The NCO looked over the parts needed and shook his head. “We can get you some of this stuff from our own supplies, but others you’ll have to order. The big one is the software module. You’re lucky. We were expecting you to come to us and we got the suits prepped, so we’ve got the version the regs require. I’ll get with your S4 and we’ll draw up the transfer paperwork. That’ll get them operational and ready to deploy.”
That was music to Coop’s ears. He’d be going to war in an antiquated piece of shit, but at least he’d be on the same virtual page as everyone else.
“Any chance we can get those V2’s?” Coop asked hopefully.
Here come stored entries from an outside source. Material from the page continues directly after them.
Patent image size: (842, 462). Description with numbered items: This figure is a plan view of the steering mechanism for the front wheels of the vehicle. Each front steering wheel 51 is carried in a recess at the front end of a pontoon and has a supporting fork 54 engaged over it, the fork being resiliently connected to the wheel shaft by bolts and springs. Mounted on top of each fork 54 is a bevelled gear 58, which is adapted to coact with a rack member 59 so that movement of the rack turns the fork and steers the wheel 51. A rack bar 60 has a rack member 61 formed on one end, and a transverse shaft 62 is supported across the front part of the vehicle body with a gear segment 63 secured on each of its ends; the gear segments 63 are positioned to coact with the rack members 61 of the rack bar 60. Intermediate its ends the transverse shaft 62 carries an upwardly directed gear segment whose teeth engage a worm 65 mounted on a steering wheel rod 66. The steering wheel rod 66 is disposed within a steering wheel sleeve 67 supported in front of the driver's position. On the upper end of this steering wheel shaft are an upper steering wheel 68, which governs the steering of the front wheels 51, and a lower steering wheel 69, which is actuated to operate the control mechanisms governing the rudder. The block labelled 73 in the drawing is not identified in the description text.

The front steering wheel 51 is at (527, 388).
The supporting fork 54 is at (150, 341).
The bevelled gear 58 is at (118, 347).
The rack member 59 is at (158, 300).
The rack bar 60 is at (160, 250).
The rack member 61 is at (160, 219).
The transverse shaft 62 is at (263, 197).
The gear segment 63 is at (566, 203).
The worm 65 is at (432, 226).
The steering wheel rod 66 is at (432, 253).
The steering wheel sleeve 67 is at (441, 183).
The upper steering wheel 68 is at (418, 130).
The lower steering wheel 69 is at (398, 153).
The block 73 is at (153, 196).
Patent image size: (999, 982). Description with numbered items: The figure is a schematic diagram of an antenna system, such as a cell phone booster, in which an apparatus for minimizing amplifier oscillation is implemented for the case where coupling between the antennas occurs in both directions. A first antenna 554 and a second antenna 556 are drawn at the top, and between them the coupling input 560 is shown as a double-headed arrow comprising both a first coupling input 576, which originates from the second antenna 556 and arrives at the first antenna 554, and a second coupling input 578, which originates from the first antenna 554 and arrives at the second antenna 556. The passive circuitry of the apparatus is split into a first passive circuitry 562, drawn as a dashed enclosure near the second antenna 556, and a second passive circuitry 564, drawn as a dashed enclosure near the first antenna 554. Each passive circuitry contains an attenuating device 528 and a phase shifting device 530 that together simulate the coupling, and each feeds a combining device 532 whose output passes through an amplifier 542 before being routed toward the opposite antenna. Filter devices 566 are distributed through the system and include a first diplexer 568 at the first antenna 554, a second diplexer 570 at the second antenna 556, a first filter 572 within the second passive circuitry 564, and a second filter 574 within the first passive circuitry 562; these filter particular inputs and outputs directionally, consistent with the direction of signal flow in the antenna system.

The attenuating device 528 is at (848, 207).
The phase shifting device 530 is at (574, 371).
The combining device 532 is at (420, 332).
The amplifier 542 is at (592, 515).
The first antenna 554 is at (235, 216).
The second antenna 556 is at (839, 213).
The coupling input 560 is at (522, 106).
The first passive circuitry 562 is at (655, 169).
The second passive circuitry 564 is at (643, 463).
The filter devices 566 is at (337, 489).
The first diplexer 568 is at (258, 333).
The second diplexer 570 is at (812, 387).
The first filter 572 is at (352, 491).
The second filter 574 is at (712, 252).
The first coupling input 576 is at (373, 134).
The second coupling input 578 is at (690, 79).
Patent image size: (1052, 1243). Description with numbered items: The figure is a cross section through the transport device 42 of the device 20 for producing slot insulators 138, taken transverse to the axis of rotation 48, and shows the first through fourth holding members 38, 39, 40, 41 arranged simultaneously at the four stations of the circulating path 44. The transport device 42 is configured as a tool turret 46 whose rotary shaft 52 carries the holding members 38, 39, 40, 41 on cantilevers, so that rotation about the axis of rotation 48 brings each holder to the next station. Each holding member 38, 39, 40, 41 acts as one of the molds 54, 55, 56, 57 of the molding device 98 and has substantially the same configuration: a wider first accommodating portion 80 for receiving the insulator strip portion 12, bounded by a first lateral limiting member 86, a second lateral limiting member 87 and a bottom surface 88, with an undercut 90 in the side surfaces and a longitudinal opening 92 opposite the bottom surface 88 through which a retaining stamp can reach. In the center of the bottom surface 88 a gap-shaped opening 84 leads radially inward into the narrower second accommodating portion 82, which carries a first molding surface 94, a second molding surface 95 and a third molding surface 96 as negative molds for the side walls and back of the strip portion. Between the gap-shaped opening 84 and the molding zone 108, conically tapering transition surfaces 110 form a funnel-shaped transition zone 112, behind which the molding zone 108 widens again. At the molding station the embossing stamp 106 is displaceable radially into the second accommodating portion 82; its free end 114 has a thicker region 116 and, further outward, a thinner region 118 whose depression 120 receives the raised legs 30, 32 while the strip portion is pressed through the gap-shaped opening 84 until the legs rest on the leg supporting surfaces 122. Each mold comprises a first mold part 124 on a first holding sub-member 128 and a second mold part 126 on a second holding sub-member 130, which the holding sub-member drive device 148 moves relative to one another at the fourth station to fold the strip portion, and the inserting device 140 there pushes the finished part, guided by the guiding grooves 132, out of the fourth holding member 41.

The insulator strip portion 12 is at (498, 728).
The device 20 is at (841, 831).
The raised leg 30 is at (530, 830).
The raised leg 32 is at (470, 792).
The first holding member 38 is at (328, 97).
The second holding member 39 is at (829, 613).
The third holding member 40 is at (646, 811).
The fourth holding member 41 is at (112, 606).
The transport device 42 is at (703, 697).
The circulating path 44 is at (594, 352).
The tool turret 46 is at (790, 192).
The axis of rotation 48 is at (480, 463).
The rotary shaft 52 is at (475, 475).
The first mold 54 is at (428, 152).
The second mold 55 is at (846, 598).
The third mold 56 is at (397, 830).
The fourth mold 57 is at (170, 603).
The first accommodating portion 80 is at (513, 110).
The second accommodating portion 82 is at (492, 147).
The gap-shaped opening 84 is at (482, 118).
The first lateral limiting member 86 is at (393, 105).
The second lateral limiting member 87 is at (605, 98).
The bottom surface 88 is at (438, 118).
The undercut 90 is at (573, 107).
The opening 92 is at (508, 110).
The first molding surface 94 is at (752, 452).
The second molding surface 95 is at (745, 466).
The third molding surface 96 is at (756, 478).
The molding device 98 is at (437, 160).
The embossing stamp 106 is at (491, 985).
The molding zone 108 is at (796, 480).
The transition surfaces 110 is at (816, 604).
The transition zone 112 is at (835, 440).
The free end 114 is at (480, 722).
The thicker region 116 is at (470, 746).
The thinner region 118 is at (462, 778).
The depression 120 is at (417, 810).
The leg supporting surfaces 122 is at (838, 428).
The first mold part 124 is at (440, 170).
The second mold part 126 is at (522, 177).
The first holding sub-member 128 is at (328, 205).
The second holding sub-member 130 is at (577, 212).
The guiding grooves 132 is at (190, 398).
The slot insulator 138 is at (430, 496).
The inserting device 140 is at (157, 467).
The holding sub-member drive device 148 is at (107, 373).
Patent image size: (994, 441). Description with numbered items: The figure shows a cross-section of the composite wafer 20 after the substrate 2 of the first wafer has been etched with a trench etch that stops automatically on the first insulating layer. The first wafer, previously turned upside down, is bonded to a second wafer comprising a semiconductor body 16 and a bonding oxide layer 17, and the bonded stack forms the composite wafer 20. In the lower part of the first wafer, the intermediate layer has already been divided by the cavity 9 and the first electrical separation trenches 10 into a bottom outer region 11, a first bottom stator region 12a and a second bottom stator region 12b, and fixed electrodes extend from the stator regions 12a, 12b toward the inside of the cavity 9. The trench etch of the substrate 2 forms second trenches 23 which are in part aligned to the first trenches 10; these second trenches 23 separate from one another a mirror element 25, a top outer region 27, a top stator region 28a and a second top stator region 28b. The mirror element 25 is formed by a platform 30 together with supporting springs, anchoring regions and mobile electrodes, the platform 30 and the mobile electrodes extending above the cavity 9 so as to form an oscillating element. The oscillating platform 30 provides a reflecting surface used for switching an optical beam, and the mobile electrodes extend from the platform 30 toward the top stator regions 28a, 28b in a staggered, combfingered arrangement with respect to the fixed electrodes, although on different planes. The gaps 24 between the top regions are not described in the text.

“Those LACS are worth over twenty million Commonwealth dollars, Private.” The SSG gave Coop a hard stare. “That’s a major transfer of property that needs to take place at the battalion commander level.”
“So no.” Coop summarized.
“Don’t worry. We’ll get you two squared away.” The SSG motioned for another 2224th HI trooper, a SGT, to get moving on the equipment transfers they could handle. “All HI from the 2223rd, 2224th, and you two are getting together tonight for a quick Hail and Farwell. Usually a whole unit would do it, but we’re a small brotherhood and we’ve got to give a few of our members a proper sendoff.”
Coop sensed there was something more there, but didn’t ask. He did have one question though.
“Staff Sergeant, how many of us are there?”
“Including the two of you; we’ll have twelve at the meeting, and once we get down range there will be sixteen of us.”